今年創立140周年を迎える富野小学校(京都府城陽市)で同志社大学の学生たちによるワークショップが開かれた。小学校を祝うオリジナルダンスをつくることで、子どもたちに表現する楽しさを体験してもらうのがねらいだ。大学のプロジェクト科目の一環で、大学生にとっては全ての企画運営を担い、子どもたちをサポートすることで人間力を養う場にもなっている。(オルタナS関西特派員=中井芳野)
「富野小、長生き!富野小、フォーエバー!」子どもたちの元気いっぱいの声が体育館に響く。参加したのは小学4年生およそ90人。8つのチームに分かれ、1チーム約11人にアシスタントの大学生が1人つく。
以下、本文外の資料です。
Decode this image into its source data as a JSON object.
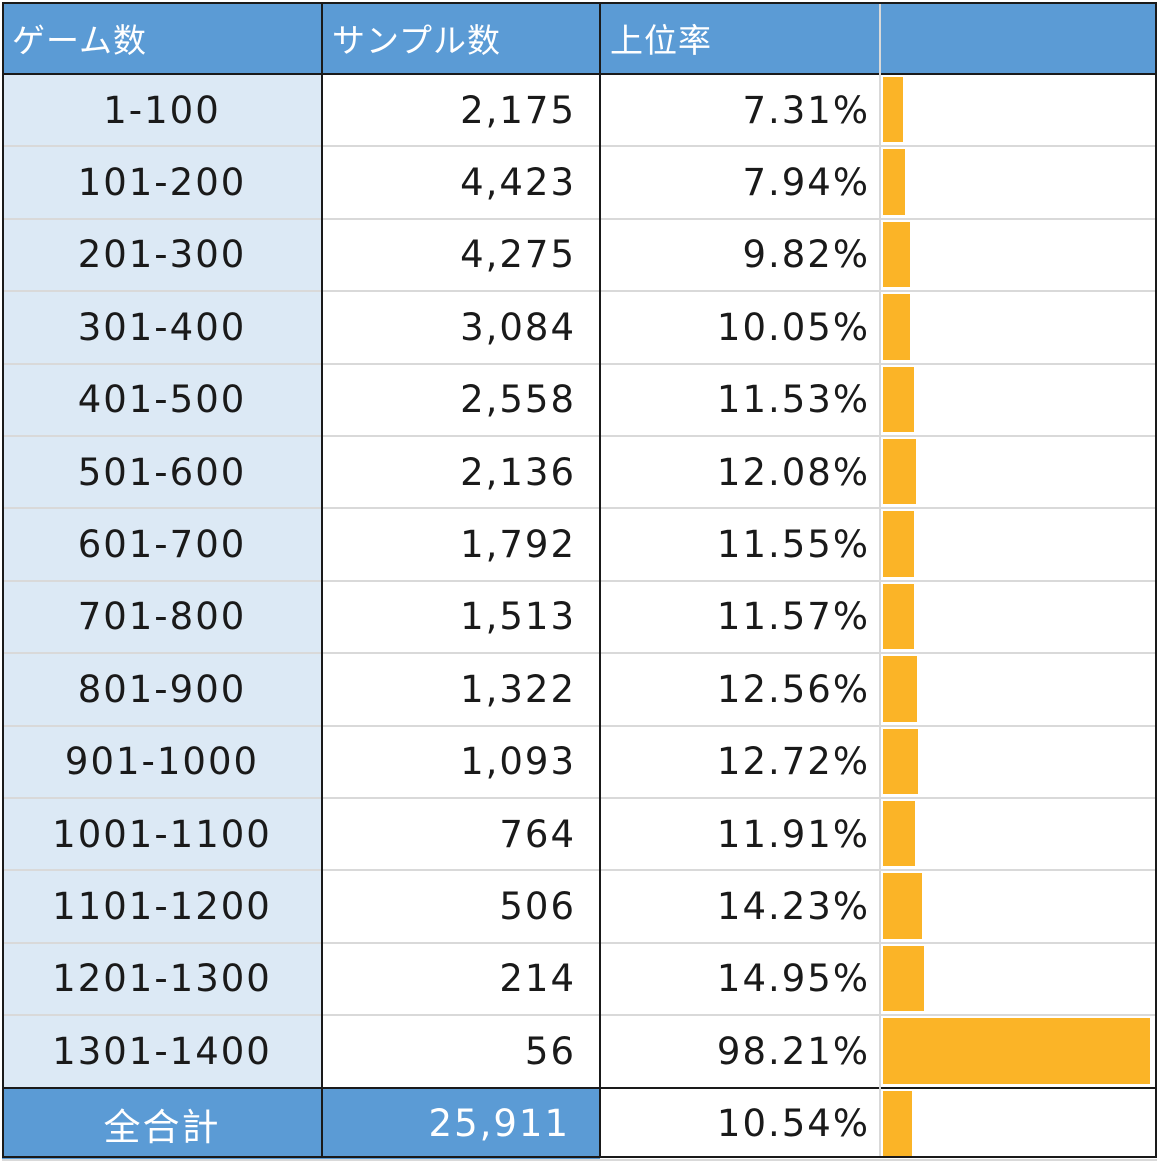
{
  "table": {
    "headers": [
      "ゲーム数",
      "サンプル数",
      "上位率",
      ""
    ],
    "rows": [
      {
        "games": "1-100",
        "samples": "2,175",
        "rate": "7.31%",
        "rate_value": 7.31
      },
      {
        "games": "101-200",
        "samples": "4,423",
        "rate": "7.94%",
        "rate_value": 7.94
      },
      {
        "games": "201-300",
        "samples": "4,275",
        "rate": "9.82%",
        "rate_value": 9.82
      },
      {
        "games": "301-400",
        "samples": "3,084",
        "rate": "10.05%",
        "rate_value": 10.05
      },
      {
        "games": "401-500",
        "samples": "2,558",
        "rate": "11.53%",
        "rate_value": 11.53
      },
      {
        "games": "501-600",
        "samples": "2,136",
        "rate": "12.08%",
        "rate_value": 12.08
      },
      {
        "games": "601-700",
        "samples": "1,792",
        "rate": "11.55%",
        "rate_value": 11.55
      },
      {
        "games": "701-800",
        "samples": "1,513",
        "rate": "11.57%",
        "rate_value": 11.57
      },
      {
        "games": "801-900",
        "samples": "1,322",
        "rate": "12.56%",
        "rate_value": 12.56
      },
      {
        "games": "901-1000",
        "samples": "1,093",
        "rate": "12.72%",
        "rate_value": 12.72
      },
      {
        "games": "1001-1100",
        "samples": "764",
        "rate": "11.91%",
        "rate_value": 11.91
      },
      {
        "games": "1101-1200",
        "samples": "506",
        "rate": "14.23%",
        "rate_value": 14.23
      },
      {
        "games": "1201-1300",
        "samples": "214",
        "rate": "14.95%",
        "rate_value": 14.95
      },
      {
        "games": "1301-1400",
        "samples": "56",
        "rate": "98.21%",
        "rate_value": 98.21
      }
    ],
    "total": {
      "games": "全合計",
      "samples": "25,911",
      "rate": "10.54%",
      "rate_value": 10.54
    },
    "bar_max_value": 100,
    "colors": {
      "header_bg": "#5b9bd5",
      "first_col_bg": "#dce9f5",
      "bar": "#fbb427"
    }
  }
}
創作のルールは体のどこかを使って「祝とのしょう140周年」の文字を書くことだ。手や足を使ったり、頭を回したりと、子どもたちの想像力が膨らむ。「最後どうする?」「どこでポーズするんだっけ?」と子どもたちが大学生に相談する。
そして、あちこちでユニークなダンスが始まった。手でくちばしを作り鳥のまねをしたり、見入ってしまうぐらいきれいな側転を次々に決めていく。チームごとに個性があり、息を合わせながらダンスを踊る子どもたちの目が輝いていた。参加した女の子は「自分たちで考えたんだよ。手で『祝』って書いてるの!体を動かすのはあまり好きではないけど、今日のダンスは楽しい」と話した。
このワークショップは同志社大学の学部横断型プロジェクト科目「社会と結びつくアート〜アートで社会貢献するプロジェクトづくり〜」の一環で開催。神学部などの女子学生たち9人が、1年間をかけて「社会と結びつくアート」をテーマに、全4回のプロジェクトを企画運営する。教室での座学中心の学習とは異なり、実践型の授業で主体的に学んでいくのが特徴だ。
現在、11月末の創立140周年記念式典での発表会に向けて、子どもたちと一緒に取り組んでいる。神学部神学科4年生の岩岡咲帆さん(21)は「アートや美術に興味はありませんでしたが、子どもが好きで、実際に小学校に行って触れ合えるところに惹かれました」と語る。
学生たちはプロジェクトを進めていく中で伝えたい思いがある。ダンスづくりをすることで、お互いに意見をぶつけ合いながら一つのものをつくりあげる。それによって子どもたち自身の好奇心を引き出し、周りと協力することを学んでもらいたいという。「子どもたちが将来、自分の興味を見つけるきっかけになれば」と岩岡さんは話す。
子どもたちの反応もさまざまだ。元気に自分から近づいている子もいれば、恥ずかしがり屋でおとなしい子もおり、学生たちは最初、どう声をかけたらいいのか分からず、距離感を掴むのに苦労したという。社会学部メディア学科2年生の宮阪芽依さん (20)は「子どもたちに目線を合わせ、ただ思いっきり無邪気になるよう心がけました。すると心を少しずつ開いてくれたのがうれしかったです」と語る。
発表会当日、子どもたちはアシスタントなしでダンスを披露する。岩岡さんは「力を出し切ってダンスがうまくいくことを祈る」と語った。